The development of hybrid materials is an emerging field in materials science. As the researcher explained, the interest in these materials stems from "the success in combining that stability of inorganic components with the versatility of organic components. Blending them causes the properties of both to be combined and even improved," she pointed out. "What is more, hybrid materials can be processed in the form of gels, films, fibres, particles or powders. There is virtually no limit on the combinations of organic and inorganic components to produce hybrid materials, which have a huge number of applications in medicine, microelectronics, sensors, optical systems, the automotive industry and decorative surface coatings.
Paula Moriones resorted to a process (known as sol-gel) that allows hybrid materials to be synthesised; this results in porous materials with properties controlled at ambient temperature, and leads to savings with respect to other processes. The synthesis of these hybrid materials has resulted in a xerogel, a gel in a dehydrated state without any liquid inside it.

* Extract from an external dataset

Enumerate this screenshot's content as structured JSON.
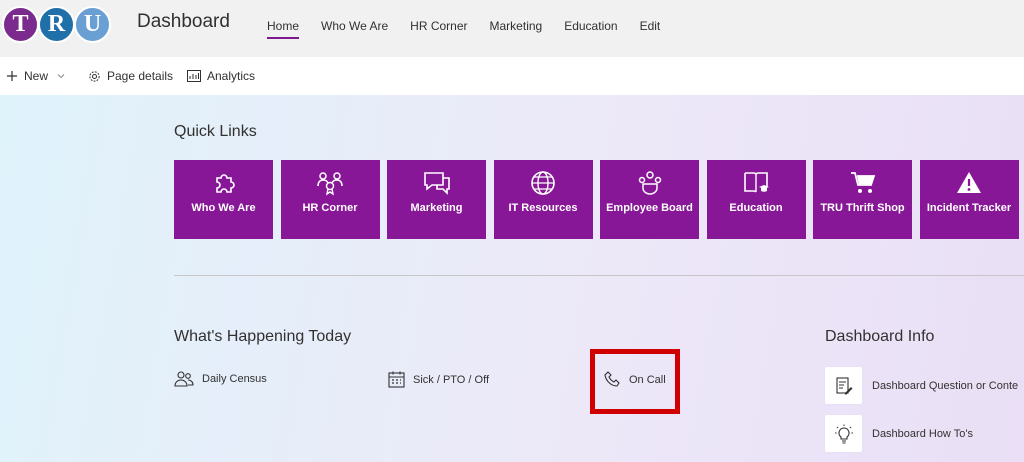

As the researcher confirmed, gel formation time and the properties of the materials obtained are influenced by the conditions for synthesising these materials and the proportion of the ones that are organic. So, for example, the materials can have smaller or not so small pores, although always in nanometric sizes. "Pore size is crucial in the applications of these materials, because they can, for example, be used for the controlled release of drugs," she pointed out.
The research by Paula Moriones, which included a stay at the University of Lisbon (Portugal), also yielded other results. "Some of the synthesised materials are highly hydrophobic and repel water. This property enables them to be used in the pharmaceutical industry as elements for selectively trapping other materials on their surfaces or retaining them, and in the glass industry as protective coatings," concluded the researcher.